Apply PCA to the given data.
Parameters
----------
data : pd.DataFrame
Input data for PCA.
n_components : int, optional
Number of PCA components, by default 3.
Returns
-------
PCA
PCA object after fitting the data.
"""
values = data.values
pca = PCA(n_components=n_components)
pca.fit(values)
return pca
def build_pca(db_path: str, output_pca_model: str) -> None:
"""
Build and save a PCA model based on sentinel columns in the specified SQLite table.
Parameters
----------
db_path : str
Path to the SQLite database file.
output_pca_model : str
Path to store the PCA model.
"""
table_name = "output"
sentinel_columns = get_sentinel_columns(db_path, table_name)
df = load_sentinel_data(db_path, table_name, sentinel_columns)
if not df.empty:
pca = apply_pca(df)
joblib.dump(pca, output_pca_model)
print("PCA model saved successfully.")
else:
print("No sentinel columns found in the table.")
if __name__ == "__main__":
build_pca(
"learningSamples/Samples_region_1_seed0_learn.sqlite",
"pca_model.joblib"
)
Once the model is saved on disk, we can reuse it in our function, which models it on the Sentinel-2 data set.
Our initial function can then become
def pca_reduction(self: DataContainer, pca_model_file: str) -> tuple[np.ndarray, list]:
"""
Perform Principal Component Analysis (PCA) on the interpolated data to reduce its dimensionality.
"""
pca_loaded = joblib.load(pca_file)
original_shape = self.interpolated_data.shape
reshaped_data = self.interpolated_data.reshape(-1, original_shape[2])
# Apply PCA
pca_result = pca_loaded.transform(reshaped_data)
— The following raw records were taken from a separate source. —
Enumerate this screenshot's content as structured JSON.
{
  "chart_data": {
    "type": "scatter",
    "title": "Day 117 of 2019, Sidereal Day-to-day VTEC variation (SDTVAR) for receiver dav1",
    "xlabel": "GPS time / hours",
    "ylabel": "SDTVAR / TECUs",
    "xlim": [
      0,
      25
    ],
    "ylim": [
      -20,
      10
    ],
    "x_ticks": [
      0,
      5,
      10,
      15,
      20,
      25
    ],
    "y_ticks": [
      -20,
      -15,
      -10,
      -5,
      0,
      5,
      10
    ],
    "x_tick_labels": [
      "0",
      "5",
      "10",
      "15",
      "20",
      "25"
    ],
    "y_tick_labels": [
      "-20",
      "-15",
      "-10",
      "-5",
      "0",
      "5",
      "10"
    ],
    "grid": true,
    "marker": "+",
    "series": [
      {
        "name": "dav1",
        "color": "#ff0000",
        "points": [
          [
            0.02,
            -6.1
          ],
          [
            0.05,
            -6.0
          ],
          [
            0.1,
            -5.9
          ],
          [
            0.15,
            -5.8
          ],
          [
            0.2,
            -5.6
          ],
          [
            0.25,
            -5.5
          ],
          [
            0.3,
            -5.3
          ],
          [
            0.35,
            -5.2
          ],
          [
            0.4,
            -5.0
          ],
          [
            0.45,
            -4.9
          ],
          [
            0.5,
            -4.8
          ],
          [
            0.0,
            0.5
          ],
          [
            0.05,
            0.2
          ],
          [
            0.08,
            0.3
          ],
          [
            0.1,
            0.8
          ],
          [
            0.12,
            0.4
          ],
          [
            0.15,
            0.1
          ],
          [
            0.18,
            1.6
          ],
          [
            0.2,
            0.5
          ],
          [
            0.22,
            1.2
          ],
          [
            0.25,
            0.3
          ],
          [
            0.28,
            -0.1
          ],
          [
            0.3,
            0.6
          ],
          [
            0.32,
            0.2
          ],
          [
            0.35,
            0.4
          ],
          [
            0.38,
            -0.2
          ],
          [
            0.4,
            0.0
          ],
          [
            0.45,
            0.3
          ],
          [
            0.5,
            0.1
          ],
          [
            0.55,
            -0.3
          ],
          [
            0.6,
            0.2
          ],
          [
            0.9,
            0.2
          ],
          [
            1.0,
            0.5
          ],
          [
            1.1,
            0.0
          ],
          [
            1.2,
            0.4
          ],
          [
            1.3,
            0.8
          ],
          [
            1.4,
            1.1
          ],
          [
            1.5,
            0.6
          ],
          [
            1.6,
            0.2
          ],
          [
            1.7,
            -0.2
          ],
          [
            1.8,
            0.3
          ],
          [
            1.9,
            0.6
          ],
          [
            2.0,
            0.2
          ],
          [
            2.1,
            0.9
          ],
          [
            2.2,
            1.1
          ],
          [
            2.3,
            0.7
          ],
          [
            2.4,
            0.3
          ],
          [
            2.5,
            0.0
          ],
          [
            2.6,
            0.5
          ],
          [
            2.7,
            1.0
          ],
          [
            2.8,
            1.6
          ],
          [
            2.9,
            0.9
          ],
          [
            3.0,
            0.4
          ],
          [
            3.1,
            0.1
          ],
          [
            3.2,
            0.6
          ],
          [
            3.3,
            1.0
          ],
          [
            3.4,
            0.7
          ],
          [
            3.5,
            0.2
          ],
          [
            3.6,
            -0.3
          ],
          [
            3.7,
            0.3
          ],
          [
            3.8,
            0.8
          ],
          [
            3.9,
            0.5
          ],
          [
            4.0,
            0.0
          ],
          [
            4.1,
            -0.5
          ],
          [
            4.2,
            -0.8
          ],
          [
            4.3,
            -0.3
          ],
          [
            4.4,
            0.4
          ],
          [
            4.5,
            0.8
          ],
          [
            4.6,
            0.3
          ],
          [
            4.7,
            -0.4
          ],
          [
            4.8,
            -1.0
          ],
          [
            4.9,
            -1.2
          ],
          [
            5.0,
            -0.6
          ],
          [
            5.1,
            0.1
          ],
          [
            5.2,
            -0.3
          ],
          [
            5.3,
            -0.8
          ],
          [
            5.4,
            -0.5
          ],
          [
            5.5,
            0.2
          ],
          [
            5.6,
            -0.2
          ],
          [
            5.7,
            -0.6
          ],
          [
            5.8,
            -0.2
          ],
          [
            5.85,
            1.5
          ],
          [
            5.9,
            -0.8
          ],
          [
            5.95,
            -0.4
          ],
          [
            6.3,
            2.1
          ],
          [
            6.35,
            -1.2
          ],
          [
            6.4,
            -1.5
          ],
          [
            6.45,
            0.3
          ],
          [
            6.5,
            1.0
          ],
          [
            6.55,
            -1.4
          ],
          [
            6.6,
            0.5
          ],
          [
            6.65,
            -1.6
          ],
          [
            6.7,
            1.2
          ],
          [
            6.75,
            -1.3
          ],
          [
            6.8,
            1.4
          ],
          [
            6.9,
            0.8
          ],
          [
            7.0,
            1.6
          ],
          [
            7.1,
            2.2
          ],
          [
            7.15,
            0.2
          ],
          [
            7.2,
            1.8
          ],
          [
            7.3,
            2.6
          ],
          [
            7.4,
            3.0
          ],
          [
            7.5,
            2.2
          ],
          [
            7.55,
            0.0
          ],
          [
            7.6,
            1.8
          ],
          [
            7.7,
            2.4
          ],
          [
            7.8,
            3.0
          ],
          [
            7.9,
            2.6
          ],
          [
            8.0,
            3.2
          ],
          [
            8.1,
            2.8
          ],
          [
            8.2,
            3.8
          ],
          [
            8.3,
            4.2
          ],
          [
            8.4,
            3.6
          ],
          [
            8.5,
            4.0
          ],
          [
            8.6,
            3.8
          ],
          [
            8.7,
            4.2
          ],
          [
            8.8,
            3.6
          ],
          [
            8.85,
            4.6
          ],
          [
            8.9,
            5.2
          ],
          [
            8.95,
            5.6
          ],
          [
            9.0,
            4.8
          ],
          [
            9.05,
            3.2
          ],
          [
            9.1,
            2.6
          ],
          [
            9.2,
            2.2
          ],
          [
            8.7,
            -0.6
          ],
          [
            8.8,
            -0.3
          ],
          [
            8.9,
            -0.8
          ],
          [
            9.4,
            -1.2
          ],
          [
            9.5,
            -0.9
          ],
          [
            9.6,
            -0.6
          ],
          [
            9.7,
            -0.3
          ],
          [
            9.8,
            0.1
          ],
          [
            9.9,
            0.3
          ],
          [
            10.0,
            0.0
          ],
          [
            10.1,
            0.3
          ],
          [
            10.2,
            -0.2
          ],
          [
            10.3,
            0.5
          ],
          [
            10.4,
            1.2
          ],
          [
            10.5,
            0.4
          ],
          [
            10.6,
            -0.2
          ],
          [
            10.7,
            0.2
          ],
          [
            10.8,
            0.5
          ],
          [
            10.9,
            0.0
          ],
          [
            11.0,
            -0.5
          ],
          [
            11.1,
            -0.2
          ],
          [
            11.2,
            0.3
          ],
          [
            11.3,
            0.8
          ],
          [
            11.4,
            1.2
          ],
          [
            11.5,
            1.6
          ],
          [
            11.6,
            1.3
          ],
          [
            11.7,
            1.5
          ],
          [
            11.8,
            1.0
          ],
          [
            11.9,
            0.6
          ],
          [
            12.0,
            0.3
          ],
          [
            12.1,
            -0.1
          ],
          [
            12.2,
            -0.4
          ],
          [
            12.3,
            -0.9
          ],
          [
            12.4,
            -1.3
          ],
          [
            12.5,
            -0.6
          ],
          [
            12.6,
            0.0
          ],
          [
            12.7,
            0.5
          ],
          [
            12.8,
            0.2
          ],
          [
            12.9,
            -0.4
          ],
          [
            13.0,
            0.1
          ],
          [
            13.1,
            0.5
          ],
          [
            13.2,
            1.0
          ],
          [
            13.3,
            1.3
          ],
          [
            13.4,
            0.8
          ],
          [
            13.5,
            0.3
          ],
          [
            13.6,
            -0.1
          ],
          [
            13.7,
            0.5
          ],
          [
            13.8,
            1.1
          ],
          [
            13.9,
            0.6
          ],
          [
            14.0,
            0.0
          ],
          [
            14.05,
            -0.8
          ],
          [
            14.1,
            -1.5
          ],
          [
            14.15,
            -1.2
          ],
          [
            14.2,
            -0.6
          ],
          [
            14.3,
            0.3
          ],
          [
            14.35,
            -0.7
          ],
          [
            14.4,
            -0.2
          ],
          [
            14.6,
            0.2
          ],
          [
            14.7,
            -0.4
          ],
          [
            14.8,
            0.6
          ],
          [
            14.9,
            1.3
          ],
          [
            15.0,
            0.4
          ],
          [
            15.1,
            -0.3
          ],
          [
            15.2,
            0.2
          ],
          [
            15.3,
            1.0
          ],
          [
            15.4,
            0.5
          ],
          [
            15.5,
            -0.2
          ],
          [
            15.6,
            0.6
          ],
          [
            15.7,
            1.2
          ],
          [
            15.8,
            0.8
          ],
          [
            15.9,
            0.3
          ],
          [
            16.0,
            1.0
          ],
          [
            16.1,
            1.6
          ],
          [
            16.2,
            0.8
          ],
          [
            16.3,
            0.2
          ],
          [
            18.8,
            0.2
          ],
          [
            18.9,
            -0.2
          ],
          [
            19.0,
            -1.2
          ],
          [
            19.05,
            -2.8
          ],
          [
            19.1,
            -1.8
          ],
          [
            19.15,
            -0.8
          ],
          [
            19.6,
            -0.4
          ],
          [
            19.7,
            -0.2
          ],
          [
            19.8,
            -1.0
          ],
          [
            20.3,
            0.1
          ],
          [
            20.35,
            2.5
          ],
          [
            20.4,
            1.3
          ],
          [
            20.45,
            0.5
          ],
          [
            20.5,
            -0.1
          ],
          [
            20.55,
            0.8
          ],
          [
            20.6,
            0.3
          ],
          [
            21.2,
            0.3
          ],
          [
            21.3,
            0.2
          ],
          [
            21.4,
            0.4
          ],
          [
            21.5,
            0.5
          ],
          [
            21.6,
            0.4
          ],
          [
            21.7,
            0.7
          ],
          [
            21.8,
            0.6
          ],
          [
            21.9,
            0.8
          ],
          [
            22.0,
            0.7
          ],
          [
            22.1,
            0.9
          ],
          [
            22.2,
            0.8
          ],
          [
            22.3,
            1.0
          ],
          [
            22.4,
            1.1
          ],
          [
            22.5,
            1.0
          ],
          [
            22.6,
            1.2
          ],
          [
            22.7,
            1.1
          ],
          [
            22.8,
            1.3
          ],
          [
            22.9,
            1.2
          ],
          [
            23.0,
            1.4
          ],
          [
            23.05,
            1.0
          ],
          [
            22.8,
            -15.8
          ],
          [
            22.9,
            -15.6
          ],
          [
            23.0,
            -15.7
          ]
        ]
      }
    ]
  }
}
reduced_data = pca_result.reshape(original_shape[0], original_shape[1], n_components)
labels = [
I2Label(sensor_name="pca", feat_name=i + 1) for i in range(reduced_data.shape[2])
]
return reduced_data, labels
The configuration file may looks like
"external_features": {
"functions": [["PCA_reduction", {"pca_file":"/path/to/pca_model.joblib"}]]
"module": "/absolute/path/to/pca_redudction.py"
"concat_mode": False
},
Warning
It is important not to concatenate the result of the dimension reduction with the rest of the primitives thanks to the concat_mode parameter, which must be set to False.
Summary of the steps to perform dimensionality reduction:
Run iota2 up to the generation of training samples by models (step Merge samples dedicated to the same model) without dimensionality reduction.
Run the script that will train the dimensionality reduction model as described above.
Restart iota2 from the beginning, adding the user-defined dimensionality reduction function.